Вернувшись из поликлиники, Бахман принялся за лекции. Как раз в это время во двор заявился точильщик. Вокруг него тотчас выросла кучка женщин с ножницами, ножами, секачами. Клиентов было много; довольный этим, точильщик, не поднимая головы, усердно трудился. Искры снопами слетали с точила. Женщины той порой судачили обо всем, и больше всего — о ночном происшествии; голос Гюляндам тоже слышался снизу.

Среди других со двора явственно долетел и звонкий голос Афет — Бахман узнал его сразу. Девушка поздоровалась с женщинами. Гюляндам-хала сказала ей про какие-то ключи — они на месте, и Афет, напевая вполголоса, влетела на веранду. Остолбенев, остановилась.

— Вы дома? Здравствуйте! Почему не на занятиях? — Но тут же, вспомнив все, устыдилась неуместности своего вопроса. — Ну и хороша же я… Забыла! Как вы могли пойти в таком виде…

Афет училась в десятом классе, но если посмотреть на нее теперь, когда она в школьной форме, то этого не скажешь, семиклассница, не больше.

По утрам Гури-хала уходила позже дочери и возвращалась тоже позже, а ключи от квартиры они всегда оставляли у тетушки Гюляндам. Бахман впервые за все время, что жил у нее, остался дома в такое время; он никогда не видел, чтобы Афет заходила к хозяйке дома. Он вспомнил, как суетилась эта смуглолицая девушка, когда увидела у него кровь, как она помогала врачу «Скорой, помощи», а когда медбрат замешкался, опять оказалась под рукой: «Доктор, можно, я сниму повязку? Нас учили бинтовать раны, я смогу». Такая шустрая, заботливая девушка…

Сняв с гвоздика на косяке висевший на тонкой цепочке ключ, Афет снова глянула на Бахмана:

— Болит?

— Когда не думаю об этом, не чувствую, что болит. Афет, взглянув с веранды вниз, на женщин, сказала:

— Ночью я ужасно испугалась. Мне показалось, что, не дай бог, он вам глаз выбил. Тут во всем дворе телефона ни у кого нет… Не помню, как нашла телефонную будку…

— Так это вы вызвали «скорую помощь»? Афет кивнула: «Да».

— Большое спасибо, Афет! А вот когда врач спросила, кто их вызвал, почему-то не сказали, что вы…

— Не хотела, чтобы знали об этом… И потом, если нужно, какое имеет значение, кто вызвал? Главное, что врач вовремя приехала.

Бахман не ожидал такой внимательности и чуткости от городской девушки, да и не замечал, чтобы городские так смущались, как Афет.
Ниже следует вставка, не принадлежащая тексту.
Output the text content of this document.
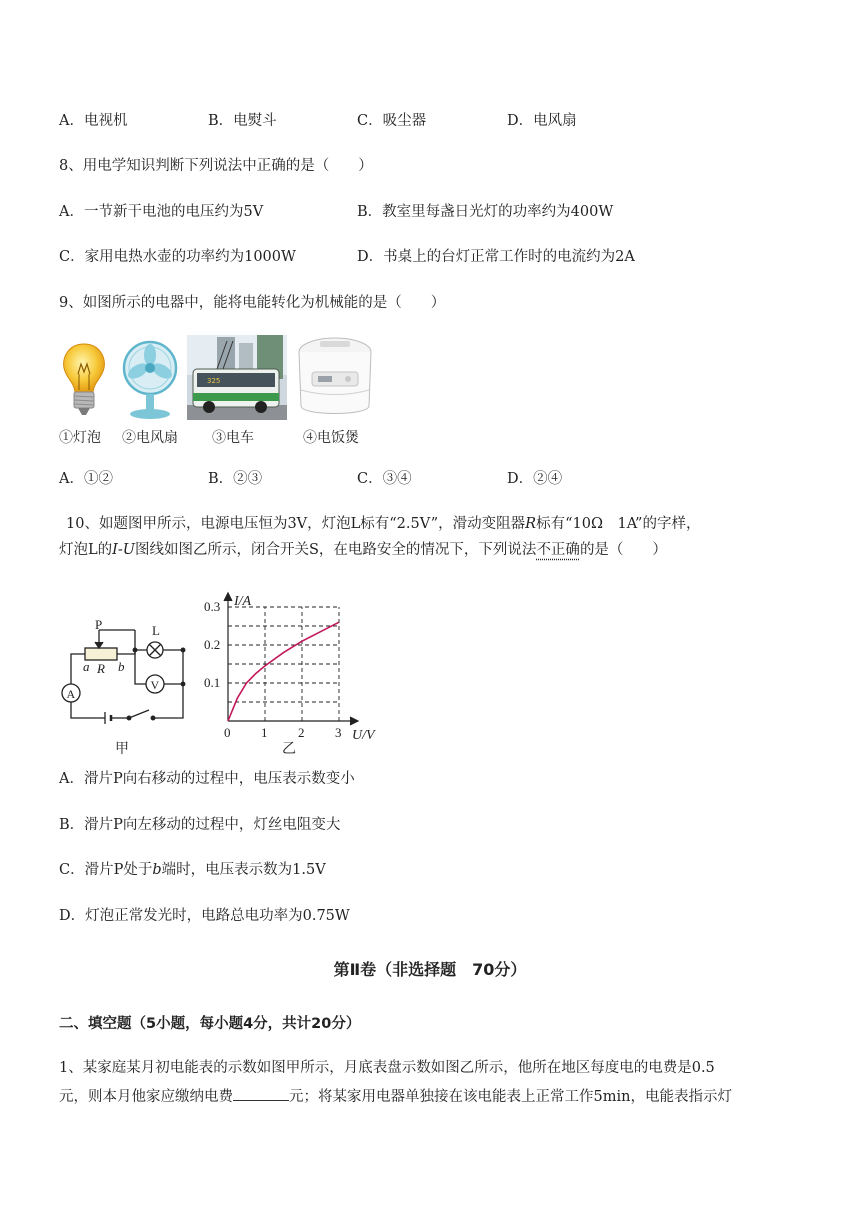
A．电视机	B．电熨斗	C．吸尘器	D．电风扇
8、用电学知识判断下列说法中正确的是（　　）
A．一节新干电池的电压约为5V	B．教室里每盏日光灯的功率约为400W
C．家用电热水壶的功率约为1000W	D．书桌上的台灯正常工作时的电流约为2A
9、如图所示的电器中，能将电能转化为机械能的是（　　）
325
①灯泡 ②电风扇 ③电车	④电饭煲
A．①②	B．②③	C．③④	D．②④
10、如题图甲所示，电源电压恒为3V，灯泡L标有“2.5V”，滑动变阻器R标有“10Ω　1A”的字样，
灯泡L的I-U图线如图乙所示，闭合开关S，在电路安全的情况下，下列说法不正确的是（　　）
P	L
a R b
A
V
甲
0.3
0.2
0.1
0 1 2 3
I/A
U/V
乙
A．滑片P向右移动的过程中，电压表示数变小
B．滑片P向左移动的过程中，灯丝电阻变大
C．滑片P处于b端时，电压表示数为1.5V
D．灯泡正常发光时，电路总电功率为0.75W
第Ⅱ卷（非选择题　70分）
二、填空题（5小题，每小题4分，共计20分）
1、某家庭某月初电能表的示数如图甲所示，月底表盘示数如图乙所示，他所在地区每度电的电费是0.5
元，则本月他家应缴纳电费	元；将某家用电器单独接在该电能表上正常工作5min，电能表指示灯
Не стоит далеко ходить — у них на факультете есть разряженные в пух и прах фасонистые девицы, и все, как одна, смотрят на приехавших из района сверху вниз, будто такие, как Бахман, из земли вылезли, а их с неба в корзинах спустили. Одна из них учится в одной группе с Бахманом, у нее то ли имя, то ли кличка — Зара. Бахман до этих пор не встречал такого имени. Даже из любопытства в групповой журнал заглянул и по фамилии выяснил, что у девицы вполне нормальное имя — Заринтадж. Высказал ей сожаление, что такое красивое имя сменила, — ну и Зара-Заринтадж так его отделала, что он не сразу опомнился… Вообще она стала задевать его с первых же дней: какой, мол, ты суровый парень, зря пришел в мединститут, таким в военное училище надо идти или, в а худой конец, на юрфак, стал бы офицером или прокурором. «Вот не знал, Заринтадж (он нарочно называл ее настоящим именем), что врачи должны быть несерьезными, легкомысленными, как ты». Как верно заметил один из товарищей, слышавший этот разговор, если бы Бахман знал, как Зара ответит, он и рта не открыл бы… Одним словом, он нажил себе врага.

Но, в общем, это не имело существенного значения — он досадовал только, что ввязался в ненужный спор, тогда как его задача была в том, чтобы вести себя скромно и прилежно учиться. Уезжая домой, мать давала ему мудрые наставления, советовала ни с кем не связываться, ведь у них влиятельных родственников и знакомых нет, поддержать в трудную минуту некому, вся надежда на себя, на свое благоразумие. «Ты у меня сирота, — говорила мать, — радуйся, что сумел поступить в институт без протекции, без чьей-либо помощи, — это в наше время и доблесть, и удача. Умоляю, сынок, не водись с дурными парнями, не попадись на удочку оборотистых девиц — они тебя погубят, и тогда горе мне, несчастной,» Он успокаивал мать как умел, обещал следовать ее советам и писать ей. Как раз он должен отправить очередное письмо. Конечно, он не собирался описывать ей вчерашнее ночное происшествие. Если только намекнуть на это, мать подумает, что от нее что-то скрывают. Бросит все дела и примчится… Мало того, что расходов наделает, при их-то бедности, да еще сколько переживать будет.

Афет в задумчивости вертела ключ вокруг пальца, пока он не сорвался и не улетел куда-то под стол. Бахман очень быстро нашел его. Афет растерянно улыбнулась.

— Простите, вынудила вас искать… Спасибо!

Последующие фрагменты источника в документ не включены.